A default on loans would result in the companies giving back to the government sugar that was used as collateral, or "default sugar."

Rising inventories could prompt beet sugar cooperatives to default extra inventories of sugar to the government as early as this year, said Frank Jenkins, president of JSG Commodities in Connecticut, during a panel at an industry conference in Coeur d'Alene, Idaho. There's a "massive stock" of refined beet sugar being carried into a 2016/17 crop year expected by the U.S. government to see a record beet crop, Jenkins said. The United States and Mexico are currently discussing changes to a trade deal that U.S. cane refiners have said starves them of supplies. The US Department of Agriculture increased import quota for raw sugar this year in response.

Demand for cane sugar has risen as companies shift away from genetically-engineered ingredients, and traditional cane refiners are competing with makers of liquid sugar over raw supplies. Meanwhile, inventories of beet sugar—produced almost entirely of genetically-engineered seeds—have swelled this year. More are expected: The U.S. government has forecast beet farmers will produce record supplies next year.

To be sure, no one is expecting a repeat of 2013, when tanking prices prompted U.S. companies to default sugar en masse instead of repaying government-backed loans in cash. That year, the USDA spent hundreds of millions of dollars scooping excess sugar from the market.
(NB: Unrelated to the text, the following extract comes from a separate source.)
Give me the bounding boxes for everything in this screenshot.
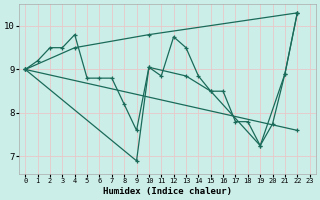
X-axis label: Humidex (Indice chaleur): Humidex (Indice chaleur) <box>103 187 232 196</box>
Still, the possibility of defaults could complicate running the USDA sugar program, especially with cane refiners pressing for more foreign supplies of raw cane sugar. The program is designed to run at no cost. The United States and Mexico hammered out a trade deal in late 2014 that set minimum prices and a quota for sugar imports from Mexico, the culmination of a more than year-long anti-dumping investigation by the US government.